Crystallographic Fragment Screen of Coxsackievirus A16 2A Protease identifies new opportunities for the development of broad-spectrum anti-enterovirals.

Enteroviruses are the causative agents of paediatric hand-foot-and-mouth disease, and a target for pandemic preparedness due to the risk of higher order complications in a large-scale outbreak. The 2A protease of these viruses is responsible for the self-cleavage of the poly protein, allowing for correct folding and assembly of capsid proteins in the final stages of viral replication. These 2A proteases are highly conserved between Enterovirus species, such as Enterovirus A71 and Coxsackievirus A16 . Inhibition of the 2A protease deranges capsid folding and assembly, preventing formation of mature virions in host cells and making the protease a valuable target for antiviral activity. Herein, we describe a crystallographic fragment screening campaign that identified 75 fragments which bind to the 2A protease including 38 unique compounds shown to bind within the active site. These fragments reveal a path for the development of non-peptidomimetic inhibitors of the 2A protease with broad-spectrum anti-enteroviral activity.

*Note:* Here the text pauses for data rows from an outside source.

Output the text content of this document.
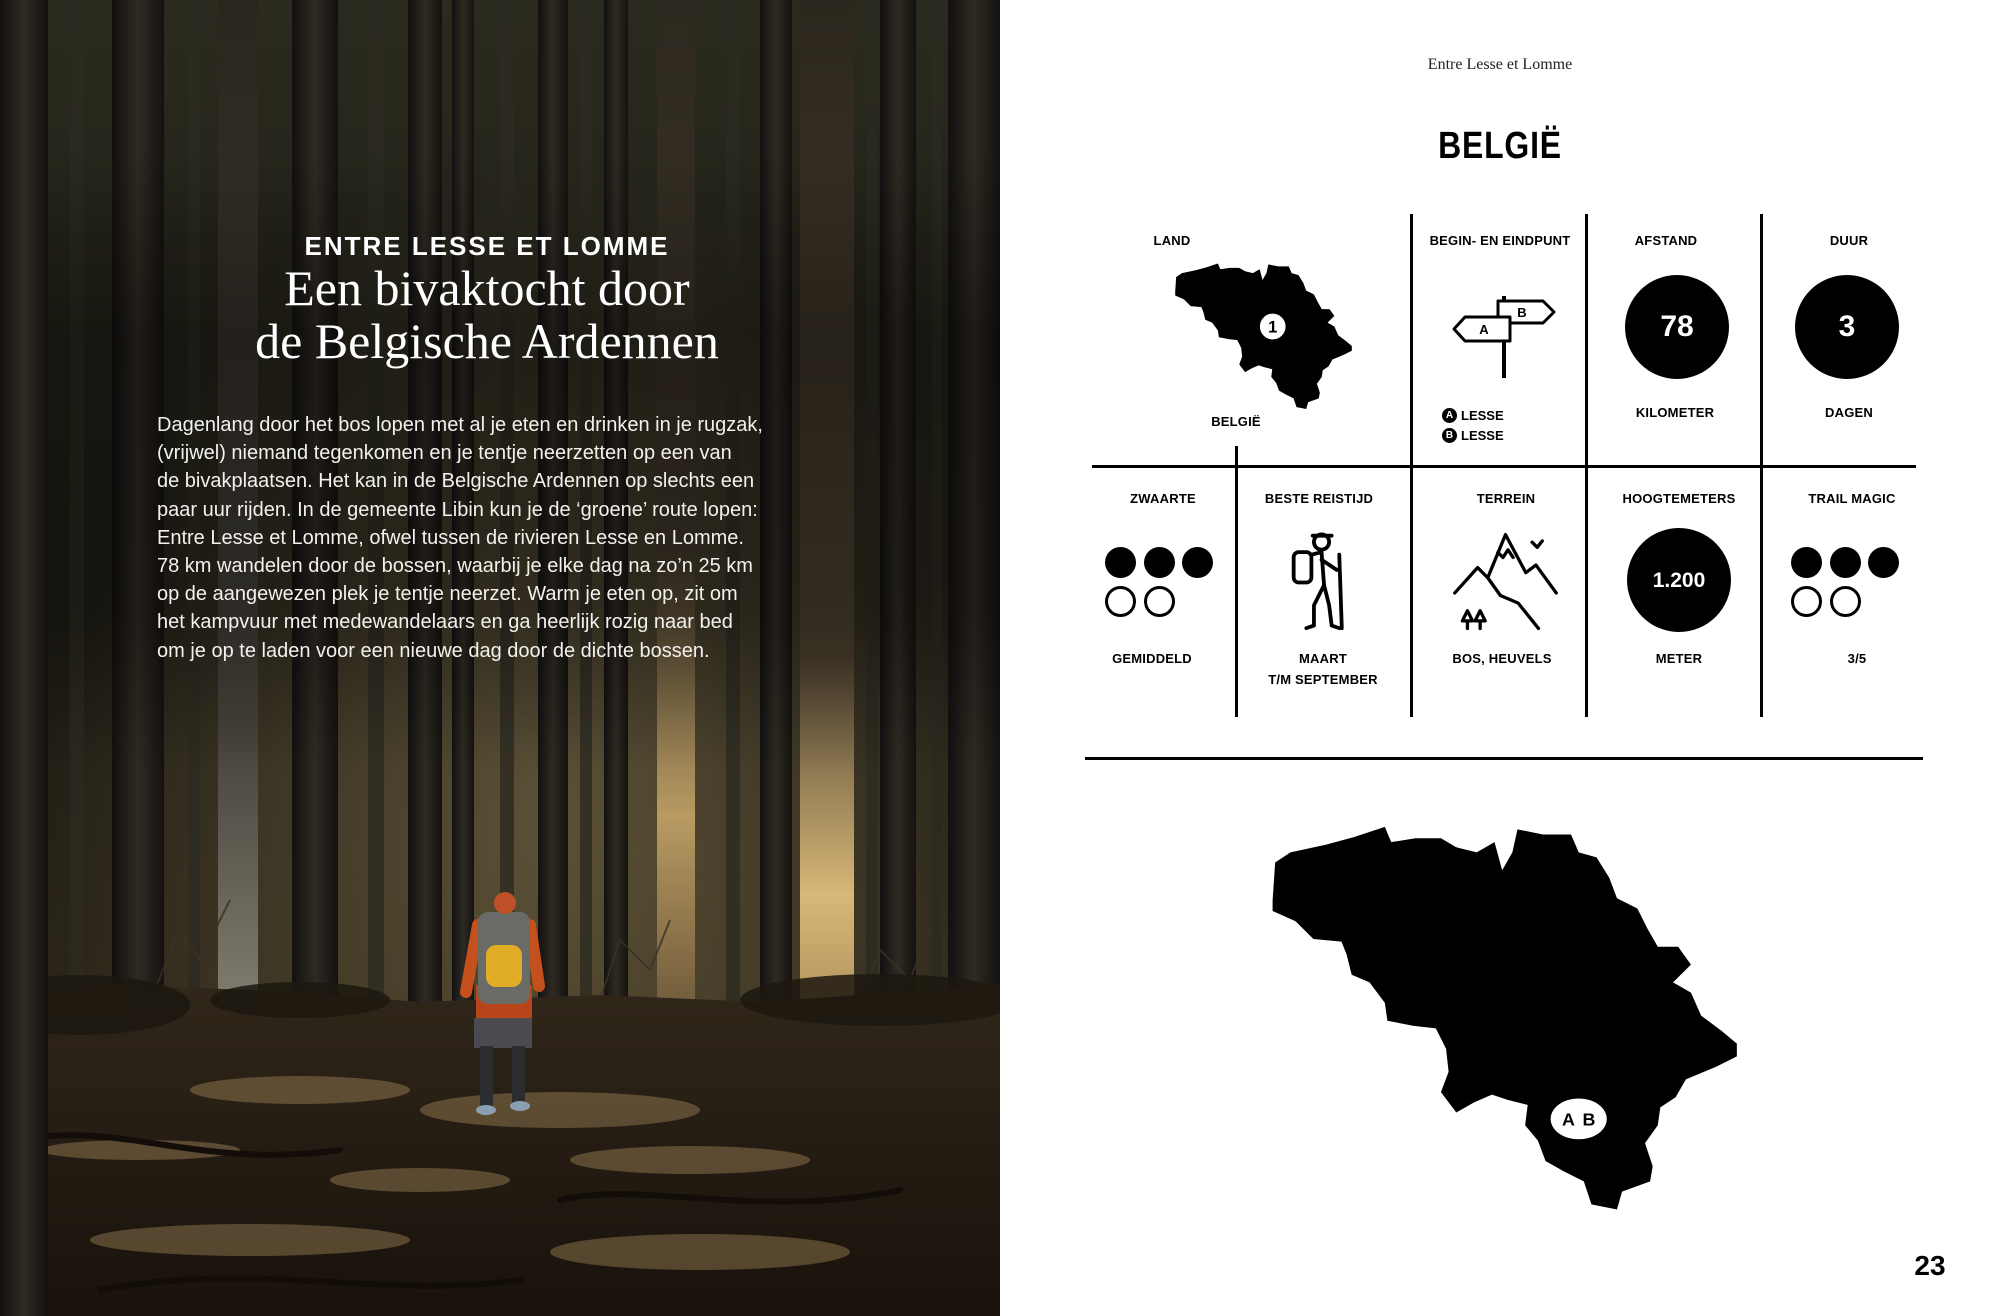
ENTRE LESSE ET LOMME
Een bivaktocht door
de Belgische Ardennen
Dagenlang door het bos lopen met al je eten en drinken in je rugzak,
(vrijwel) niemand tegenkomen en je tentje neerzetten op een van
de bivakplaatsen. Het kan in de Belgische Ardennen op slechts een
paar uur rijden. In de gemeente Libin kun je de ‘groene’ route lopen:
Entre Lesse et Lomme, ofwel tussen de rivieren Lesse en Lomme.
78 km wandelen door de bossen, waarbij je elke dag na zo’n 25 km
op de aangewezen plek je tentje neerzet. Warm je eten op, zit om
het kampvuur met medewandelaars en ga heerlijk rozig naar bed
om je op te laden voor een nieuwe dag door de dichte bossen.
Entre Lesse et Lomme
BELGIË
LAND
1
BELGIË
BEGIN- EN EINDPUNT
B
A
A LESSE
B LESSE
AFSTAND
78
KILOMETER
DUUR
3
DAGEN
ZWAARTE
GEMIDDELD
BESTE REISTIJD
MAART
T/M SEPTEMBER
TERREIN
BOS, HEUVELS
HOOGTEMETERS
1.200
METER
TRAIL MAGIC
3/5
A B
23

High-throughput crystallographic fragment screening of Zika virus NS3 Helicase.

The Zika virus (ZIKV), discovered in Africa in 1947, swiftly spread across continents, causing significant concern due to its recent association with microcephaly in newborns and Guillain-Barré syndrome in adults. Despite a decrease in prevalence, the potential for a resurgence remains, necessitating urgent therapeutic interventions. Like other flaviviruses, ZIKV presents promising drug targets within its replication machinery, notably the NS3 helicase (NS3Hel) protein, which plays critical roles in viral replication. However, a lack of structural information impedes the development of specific inhibitors targeting NS3Hel. Here we applied high-throughput crystallographic fragment screening on ZIKV NS3Hel, which yielded structures that reveal 3D binding poses of 46 fragments at multiple sites of the protein, including 11 unique fragments in the RNA-cleft site. These fragment structures provide templates for direct design of hit compounds and should thus assist the development of novel direct-acting antivirals against ZIKV and related flaviviruses, thus opening a promising avenue for combating future outbreaks.